If it helps, given the angles $\alpha_1$, ..., $\alpha_{n-1}$ and the segment lengths $l_1$, ..., $l_n$ (where $\alpha_i$ is the deviation angle between the segments of lengths $l_i$ and $l_{i+1}$), then it is possible to prove that the square of the distance between the initial and final point is given by:
$$ \sum\limits_{i=1}^n l_i^2 + 2 \cdot \sum\limits_{1 \leq i < j \leq n} l_i l_j \cos \left( \sum\limits_{k=i}^{j-1} \alpha_k \right)$$
In particular, if $n=2$ this equation is simply the typical law of cossines.
EDIT: The naive algorithm (putting the longest segment first, rotate by the smallest angle, put the second longest, rotate by the second smallest angle, etc) never works for $n=3$. And I conjecture that it never works for all $n \geq 3$. And by "never works" I mean that this arrangement is never one of those which are counted by $a_n$. To make this observation and my question itself more concrete, here is an example for $n=3$: as suggested by @Matt F. take $l_0 = 1$, $l_1 = 2$ and $l_2 = 3$ as the lengths of the segments and take $\alpha_0 = \sin^{-1} \left( \dfrac{7}{25} \right)$ and $\alpha_1 = \sin^{-1} \left( \dfrac{4}{5} \right) - \sin^{-1} \left( \dfrac{7}{25} \right)$ (notice that $\alpha_1 > \alpha_0$ and $l_2 > l_1 > l_0$).
According to the naive algorithm, we should place $l_2$ (we go to $(3, 0)$), then rotate by $\alpha_0$, then place $l_1$ (we go to $(4.92, 0.56)$), then rotate by $\alpha_1$ and then place $l_2$ (we go to $(5.52, 1.96)$).

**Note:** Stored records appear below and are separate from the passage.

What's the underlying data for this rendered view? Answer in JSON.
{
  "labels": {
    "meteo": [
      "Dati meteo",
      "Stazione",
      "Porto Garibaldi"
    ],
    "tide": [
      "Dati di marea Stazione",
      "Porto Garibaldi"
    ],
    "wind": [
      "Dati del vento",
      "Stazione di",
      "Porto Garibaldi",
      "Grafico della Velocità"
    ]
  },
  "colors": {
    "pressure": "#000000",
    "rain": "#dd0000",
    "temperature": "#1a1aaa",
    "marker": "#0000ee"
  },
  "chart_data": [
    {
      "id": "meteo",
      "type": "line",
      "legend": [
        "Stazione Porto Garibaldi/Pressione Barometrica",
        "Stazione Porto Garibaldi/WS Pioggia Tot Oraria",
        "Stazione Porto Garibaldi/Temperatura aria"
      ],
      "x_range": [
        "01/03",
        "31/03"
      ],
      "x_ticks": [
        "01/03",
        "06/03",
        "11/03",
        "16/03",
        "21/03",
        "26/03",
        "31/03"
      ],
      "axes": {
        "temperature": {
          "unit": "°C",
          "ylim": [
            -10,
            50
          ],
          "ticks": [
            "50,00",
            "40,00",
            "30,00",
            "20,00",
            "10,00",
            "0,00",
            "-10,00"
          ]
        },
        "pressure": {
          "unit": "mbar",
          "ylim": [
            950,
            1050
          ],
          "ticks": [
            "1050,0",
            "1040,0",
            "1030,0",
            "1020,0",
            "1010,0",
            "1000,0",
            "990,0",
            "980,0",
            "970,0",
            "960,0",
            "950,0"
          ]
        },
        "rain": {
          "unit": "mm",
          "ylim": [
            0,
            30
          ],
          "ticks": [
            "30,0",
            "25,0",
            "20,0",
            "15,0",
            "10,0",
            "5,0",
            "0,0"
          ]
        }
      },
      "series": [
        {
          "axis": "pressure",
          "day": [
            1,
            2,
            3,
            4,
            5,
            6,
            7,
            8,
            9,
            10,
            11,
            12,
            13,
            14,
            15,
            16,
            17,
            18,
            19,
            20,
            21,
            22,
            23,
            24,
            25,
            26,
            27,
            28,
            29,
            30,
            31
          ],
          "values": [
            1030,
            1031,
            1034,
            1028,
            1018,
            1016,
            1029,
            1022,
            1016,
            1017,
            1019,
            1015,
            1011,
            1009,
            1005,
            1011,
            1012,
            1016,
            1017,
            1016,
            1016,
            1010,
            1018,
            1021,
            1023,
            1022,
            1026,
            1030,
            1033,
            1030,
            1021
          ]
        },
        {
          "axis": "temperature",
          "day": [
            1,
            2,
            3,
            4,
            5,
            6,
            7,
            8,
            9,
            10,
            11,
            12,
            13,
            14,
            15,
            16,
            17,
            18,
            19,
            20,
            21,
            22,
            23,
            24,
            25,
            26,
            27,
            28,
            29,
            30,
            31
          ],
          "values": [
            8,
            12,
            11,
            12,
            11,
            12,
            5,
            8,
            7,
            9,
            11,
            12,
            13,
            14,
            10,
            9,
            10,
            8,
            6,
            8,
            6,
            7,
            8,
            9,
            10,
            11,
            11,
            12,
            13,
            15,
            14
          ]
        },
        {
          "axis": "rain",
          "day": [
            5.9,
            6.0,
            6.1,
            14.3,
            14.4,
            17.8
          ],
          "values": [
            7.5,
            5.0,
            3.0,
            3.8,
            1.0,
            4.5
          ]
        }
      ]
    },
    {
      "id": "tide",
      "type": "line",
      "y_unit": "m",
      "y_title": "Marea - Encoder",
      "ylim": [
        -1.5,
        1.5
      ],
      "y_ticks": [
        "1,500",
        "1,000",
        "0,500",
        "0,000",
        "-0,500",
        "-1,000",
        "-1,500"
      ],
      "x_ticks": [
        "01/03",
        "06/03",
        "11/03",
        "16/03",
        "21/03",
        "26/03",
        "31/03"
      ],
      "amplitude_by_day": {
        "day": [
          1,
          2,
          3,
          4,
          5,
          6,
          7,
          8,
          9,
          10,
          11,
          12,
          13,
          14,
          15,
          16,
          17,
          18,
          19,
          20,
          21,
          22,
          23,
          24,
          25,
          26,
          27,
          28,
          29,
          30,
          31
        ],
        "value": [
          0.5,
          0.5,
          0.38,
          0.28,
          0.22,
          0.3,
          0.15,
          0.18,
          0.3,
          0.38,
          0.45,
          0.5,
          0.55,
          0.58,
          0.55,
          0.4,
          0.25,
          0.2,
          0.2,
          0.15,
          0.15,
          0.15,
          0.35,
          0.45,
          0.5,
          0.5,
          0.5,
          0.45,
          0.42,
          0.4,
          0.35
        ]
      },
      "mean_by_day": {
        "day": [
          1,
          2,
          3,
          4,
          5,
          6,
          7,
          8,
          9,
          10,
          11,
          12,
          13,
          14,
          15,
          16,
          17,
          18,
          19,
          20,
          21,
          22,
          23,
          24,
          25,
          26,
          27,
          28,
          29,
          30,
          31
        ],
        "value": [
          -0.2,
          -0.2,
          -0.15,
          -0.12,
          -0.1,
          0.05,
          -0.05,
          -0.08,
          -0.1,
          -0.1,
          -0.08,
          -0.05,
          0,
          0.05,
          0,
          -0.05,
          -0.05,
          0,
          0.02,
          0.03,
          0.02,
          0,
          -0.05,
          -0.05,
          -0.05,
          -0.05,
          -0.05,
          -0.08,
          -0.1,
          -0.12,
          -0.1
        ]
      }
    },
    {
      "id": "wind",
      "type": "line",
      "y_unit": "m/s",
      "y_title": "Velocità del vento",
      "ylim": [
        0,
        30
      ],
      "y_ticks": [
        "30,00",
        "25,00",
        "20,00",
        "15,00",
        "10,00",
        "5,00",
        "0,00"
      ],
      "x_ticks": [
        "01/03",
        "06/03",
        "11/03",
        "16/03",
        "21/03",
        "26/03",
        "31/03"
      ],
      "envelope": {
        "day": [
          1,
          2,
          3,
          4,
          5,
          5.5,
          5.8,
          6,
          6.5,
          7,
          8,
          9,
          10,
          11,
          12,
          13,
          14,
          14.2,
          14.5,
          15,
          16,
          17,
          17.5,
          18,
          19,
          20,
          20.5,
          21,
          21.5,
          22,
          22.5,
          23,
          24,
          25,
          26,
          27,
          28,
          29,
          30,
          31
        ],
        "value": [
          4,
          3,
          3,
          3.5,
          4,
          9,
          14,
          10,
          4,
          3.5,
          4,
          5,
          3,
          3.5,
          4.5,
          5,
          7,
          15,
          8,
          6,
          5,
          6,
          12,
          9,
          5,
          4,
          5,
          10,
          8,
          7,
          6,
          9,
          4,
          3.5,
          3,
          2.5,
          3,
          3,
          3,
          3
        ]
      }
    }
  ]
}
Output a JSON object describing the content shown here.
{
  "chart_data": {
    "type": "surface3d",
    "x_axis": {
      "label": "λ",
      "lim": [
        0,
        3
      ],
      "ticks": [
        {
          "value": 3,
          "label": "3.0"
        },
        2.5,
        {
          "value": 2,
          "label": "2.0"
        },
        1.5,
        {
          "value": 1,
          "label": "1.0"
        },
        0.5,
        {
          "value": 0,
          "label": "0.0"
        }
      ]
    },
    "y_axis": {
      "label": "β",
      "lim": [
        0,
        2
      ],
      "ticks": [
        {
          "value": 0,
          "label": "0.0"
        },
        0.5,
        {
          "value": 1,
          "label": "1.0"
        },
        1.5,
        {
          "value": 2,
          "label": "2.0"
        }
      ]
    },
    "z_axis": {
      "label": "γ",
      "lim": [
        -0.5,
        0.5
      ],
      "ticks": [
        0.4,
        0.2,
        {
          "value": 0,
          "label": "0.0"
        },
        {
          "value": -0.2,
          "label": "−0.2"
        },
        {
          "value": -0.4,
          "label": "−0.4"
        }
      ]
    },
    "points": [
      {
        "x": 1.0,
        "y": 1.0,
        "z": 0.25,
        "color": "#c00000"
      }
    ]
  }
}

With this, the squared distance is $32.32$.
However, as already stated, for $n=3$ it's not hard to prove (you can use the "generalized cosine law" I put above) that for $n=3$ you should always pick the smallest length $l_0$ (you go to $(1, 0)$), rotate by the biggest angle $\alpha_1$, pick the biggest length $l_2$ (you go to $(3.4, 1.8)$), pick the smallest angle $\alpha_0$ and pick the middle length $l_1$ (you go to $(4.6, 3.4)$) (alternatively, you could also say that we start with $l_1$, rotate $\alpha_0$, pick $l_2$, rotate by $\alpha_1$ and place $l_0$ but that's the same thing because of the simmetry of the problem). So the squared distance here is $32.72 > 32.32$. So the naive algorithm doesn't work in this example (and doesn't work in any example for $n=3$ and probably not for any $n \geq 4$).
EDIT 2: Here are the arrangements I found for $3 \leq n \leq 7$ which are counted by $a_n$: link. For example, at $n=3$
a_3 = 1
0 2 1 || 1 0
means that the only solution I found for $n=3$ was putting $l_0$ first, rotating by $\alpha_1$, putting $l_2$, rotating by $\alpha_0$ and putting $l_1$, as expected. (where $l_2 > l_1 > l_0$ and $\alpha_1 > \alpha_0$)
EDIT 3: As commented by user Claude Chaunier, he noticed that the all the arrangements of the $l$'s seem to be unimodal permutations. But it still remains to figure out how the arrangements of the $l$'s relate to the arrangements of the $\alpha$'s.